Followed them to a park (all my stuff with me, still), played some more music, drank, and then, hours later, finally set up my tent and, inadvertantly, passed out.

 

September 23rd


I spent the morning preparing my stuff to leave Bretagne altogether.  The next day, I was to go to Strasbourg (from whence I'm writing this), so I wandered one last time around Rennes, my eyes lingering upon every tree in my vision, the Breton streets I won't see again for awhile, and the people.

I wish I could better explain Bretons.  Actually, look--I wish I could better explain Bretagne.  I was only there for less than three weeks, and I feel like it's soaked itself into my skin, into my lungs, into my soul.

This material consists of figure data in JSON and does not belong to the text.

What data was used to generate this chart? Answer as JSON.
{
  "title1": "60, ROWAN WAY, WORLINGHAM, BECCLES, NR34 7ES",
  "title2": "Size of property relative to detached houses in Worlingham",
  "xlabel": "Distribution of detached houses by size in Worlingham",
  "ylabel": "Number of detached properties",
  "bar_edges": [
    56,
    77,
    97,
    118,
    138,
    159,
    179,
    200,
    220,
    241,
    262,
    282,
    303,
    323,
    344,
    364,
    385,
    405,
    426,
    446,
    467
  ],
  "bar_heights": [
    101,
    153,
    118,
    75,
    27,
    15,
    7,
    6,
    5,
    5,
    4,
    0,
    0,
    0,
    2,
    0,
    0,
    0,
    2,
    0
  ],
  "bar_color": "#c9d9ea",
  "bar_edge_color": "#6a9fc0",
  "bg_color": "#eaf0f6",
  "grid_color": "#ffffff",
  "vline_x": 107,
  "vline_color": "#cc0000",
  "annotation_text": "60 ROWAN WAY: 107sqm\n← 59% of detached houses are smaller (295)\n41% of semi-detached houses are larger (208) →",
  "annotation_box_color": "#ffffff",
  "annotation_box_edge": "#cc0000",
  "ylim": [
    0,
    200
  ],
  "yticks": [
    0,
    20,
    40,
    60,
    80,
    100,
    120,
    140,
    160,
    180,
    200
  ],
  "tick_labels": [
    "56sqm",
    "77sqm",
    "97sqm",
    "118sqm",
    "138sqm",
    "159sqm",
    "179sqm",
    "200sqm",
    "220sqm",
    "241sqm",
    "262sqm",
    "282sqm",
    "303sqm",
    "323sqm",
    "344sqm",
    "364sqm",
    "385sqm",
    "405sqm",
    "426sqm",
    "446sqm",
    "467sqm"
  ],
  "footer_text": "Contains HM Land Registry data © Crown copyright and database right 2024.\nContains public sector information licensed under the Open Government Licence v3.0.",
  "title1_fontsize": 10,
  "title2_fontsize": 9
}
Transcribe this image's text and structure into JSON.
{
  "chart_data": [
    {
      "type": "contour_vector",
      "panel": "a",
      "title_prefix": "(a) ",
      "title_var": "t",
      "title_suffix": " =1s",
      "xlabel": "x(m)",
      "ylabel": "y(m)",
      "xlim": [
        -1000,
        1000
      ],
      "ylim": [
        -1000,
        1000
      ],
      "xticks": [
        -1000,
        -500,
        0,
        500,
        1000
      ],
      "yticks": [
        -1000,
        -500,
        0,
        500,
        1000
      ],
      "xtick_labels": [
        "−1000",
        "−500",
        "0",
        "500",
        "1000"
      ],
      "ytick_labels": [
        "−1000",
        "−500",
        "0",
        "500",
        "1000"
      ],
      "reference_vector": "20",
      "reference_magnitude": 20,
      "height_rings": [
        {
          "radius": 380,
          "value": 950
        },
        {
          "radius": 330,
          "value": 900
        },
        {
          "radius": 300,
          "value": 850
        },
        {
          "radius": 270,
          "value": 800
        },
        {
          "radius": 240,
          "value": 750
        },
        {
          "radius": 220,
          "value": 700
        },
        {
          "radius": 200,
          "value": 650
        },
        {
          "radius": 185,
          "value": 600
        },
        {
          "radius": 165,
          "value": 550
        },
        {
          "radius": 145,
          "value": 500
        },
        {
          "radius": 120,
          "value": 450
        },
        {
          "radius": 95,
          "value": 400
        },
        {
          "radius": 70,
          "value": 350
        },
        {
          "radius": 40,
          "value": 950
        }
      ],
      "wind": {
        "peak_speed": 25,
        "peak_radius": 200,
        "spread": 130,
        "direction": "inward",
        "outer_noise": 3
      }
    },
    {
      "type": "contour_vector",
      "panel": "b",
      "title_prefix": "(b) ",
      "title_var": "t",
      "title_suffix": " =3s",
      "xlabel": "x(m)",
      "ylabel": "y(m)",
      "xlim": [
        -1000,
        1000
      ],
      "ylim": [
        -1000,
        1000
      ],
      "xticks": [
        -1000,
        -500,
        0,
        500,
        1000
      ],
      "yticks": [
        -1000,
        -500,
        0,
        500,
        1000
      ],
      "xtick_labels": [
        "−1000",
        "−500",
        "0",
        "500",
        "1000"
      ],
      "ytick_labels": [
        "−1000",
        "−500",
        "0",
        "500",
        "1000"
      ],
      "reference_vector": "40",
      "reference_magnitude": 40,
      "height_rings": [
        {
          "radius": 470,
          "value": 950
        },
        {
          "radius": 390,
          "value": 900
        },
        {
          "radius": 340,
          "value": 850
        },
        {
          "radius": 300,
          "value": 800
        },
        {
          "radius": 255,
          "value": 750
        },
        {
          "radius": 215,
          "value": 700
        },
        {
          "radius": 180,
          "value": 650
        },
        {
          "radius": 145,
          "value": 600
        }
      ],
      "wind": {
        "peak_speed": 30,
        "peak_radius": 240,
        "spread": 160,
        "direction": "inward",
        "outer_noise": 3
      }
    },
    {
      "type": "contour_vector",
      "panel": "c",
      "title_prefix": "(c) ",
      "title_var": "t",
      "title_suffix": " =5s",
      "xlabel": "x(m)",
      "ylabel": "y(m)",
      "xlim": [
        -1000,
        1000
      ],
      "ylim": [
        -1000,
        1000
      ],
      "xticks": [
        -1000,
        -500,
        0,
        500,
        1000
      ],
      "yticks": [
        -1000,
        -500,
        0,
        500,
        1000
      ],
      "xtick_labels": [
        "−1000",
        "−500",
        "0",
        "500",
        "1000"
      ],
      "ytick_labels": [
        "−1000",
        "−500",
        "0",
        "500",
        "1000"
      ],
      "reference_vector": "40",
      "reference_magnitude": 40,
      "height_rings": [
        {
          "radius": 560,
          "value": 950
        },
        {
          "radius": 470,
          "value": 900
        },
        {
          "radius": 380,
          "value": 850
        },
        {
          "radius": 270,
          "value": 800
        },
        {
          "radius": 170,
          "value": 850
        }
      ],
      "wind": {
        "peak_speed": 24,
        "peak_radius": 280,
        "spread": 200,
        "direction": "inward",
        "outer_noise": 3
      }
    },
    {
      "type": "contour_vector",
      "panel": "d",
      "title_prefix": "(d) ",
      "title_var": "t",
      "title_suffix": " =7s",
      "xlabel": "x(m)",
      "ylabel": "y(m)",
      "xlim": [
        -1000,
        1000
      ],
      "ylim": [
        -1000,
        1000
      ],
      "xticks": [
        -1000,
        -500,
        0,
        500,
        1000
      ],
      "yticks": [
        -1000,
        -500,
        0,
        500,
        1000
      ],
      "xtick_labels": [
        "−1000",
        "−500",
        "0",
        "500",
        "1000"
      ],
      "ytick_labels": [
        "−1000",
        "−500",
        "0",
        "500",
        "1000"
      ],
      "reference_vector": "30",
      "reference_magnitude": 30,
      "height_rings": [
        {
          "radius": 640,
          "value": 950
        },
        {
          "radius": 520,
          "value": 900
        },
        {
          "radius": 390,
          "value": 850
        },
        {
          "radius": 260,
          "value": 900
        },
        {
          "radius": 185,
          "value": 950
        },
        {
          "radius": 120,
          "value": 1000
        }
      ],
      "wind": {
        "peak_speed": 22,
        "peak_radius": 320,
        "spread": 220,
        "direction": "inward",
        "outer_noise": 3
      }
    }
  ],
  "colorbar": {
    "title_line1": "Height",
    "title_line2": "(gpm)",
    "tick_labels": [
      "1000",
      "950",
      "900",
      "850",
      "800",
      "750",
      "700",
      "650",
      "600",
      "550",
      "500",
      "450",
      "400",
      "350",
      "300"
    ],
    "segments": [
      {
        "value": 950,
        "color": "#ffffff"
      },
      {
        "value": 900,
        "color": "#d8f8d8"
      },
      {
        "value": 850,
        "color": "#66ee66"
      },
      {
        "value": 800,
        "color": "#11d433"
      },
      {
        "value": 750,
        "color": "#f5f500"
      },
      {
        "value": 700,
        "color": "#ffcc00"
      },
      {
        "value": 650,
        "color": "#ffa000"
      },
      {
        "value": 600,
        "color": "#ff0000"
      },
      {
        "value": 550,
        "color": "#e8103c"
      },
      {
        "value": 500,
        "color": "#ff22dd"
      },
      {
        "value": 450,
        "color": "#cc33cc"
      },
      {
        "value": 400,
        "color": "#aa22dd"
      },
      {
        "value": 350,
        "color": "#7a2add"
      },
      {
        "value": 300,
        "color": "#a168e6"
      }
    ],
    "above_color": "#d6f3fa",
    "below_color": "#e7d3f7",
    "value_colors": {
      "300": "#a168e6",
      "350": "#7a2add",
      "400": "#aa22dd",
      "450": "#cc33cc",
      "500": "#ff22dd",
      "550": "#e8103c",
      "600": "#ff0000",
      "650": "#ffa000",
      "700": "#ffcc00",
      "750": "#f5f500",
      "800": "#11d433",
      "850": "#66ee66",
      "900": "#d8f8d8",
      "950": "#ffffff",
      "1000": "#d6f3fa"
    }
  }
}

I worry a bit, though, that the more I attempt to explain it, the more distant it becomes now, sitting here in an apartment in an Alsatian city, far away from the rivers and the stones and alder.  Also, the magpies, the toads, and the (unseen) boar.  The streets, the fairy-tale quality of the clouds, the setting sun torching the sky in brilliant colors.  The feel of the rain, even the inconvenient rain.

In a daze, or perhaps in a dream I wandered those streets one last time, eating another pain au chocolat and an apple turnover (chausette au pomme, or apple-sock).  I stumbled into a Breton book store and found a copy of an academic text concerning the legend of the Isle of Ys (for you Gaulish/Celtic reconstructionists who don't know french, I'll be writing a review sometime soon), and then returned to my tent, made myself dinner, and wandered one last time into the woods, sitting alone as the sun set, candles lit about me, watching the stars peer through the clouds, listening one last time to the trees and the birds and whispering my own farewell.  Not adieu, but more au plus-tard, not "good-bye" but "until a bit later."


http://youtu.be/FPFlkXI1avo

2 comments:

  1. I've always loved the story of Ys, from the first time I encountered it. The first time I heard it was when as a teenager I picked up sheet music for Debussy's The Sunken Cathedral. The story always reminds me of that music, now. Unfortunately, I never mastered the playing of it.

    ReplyDelete
  2. Then you must absolutely come to Quimper with me sometime, my friend. The city and surrounding countryside is SOAKED in the story.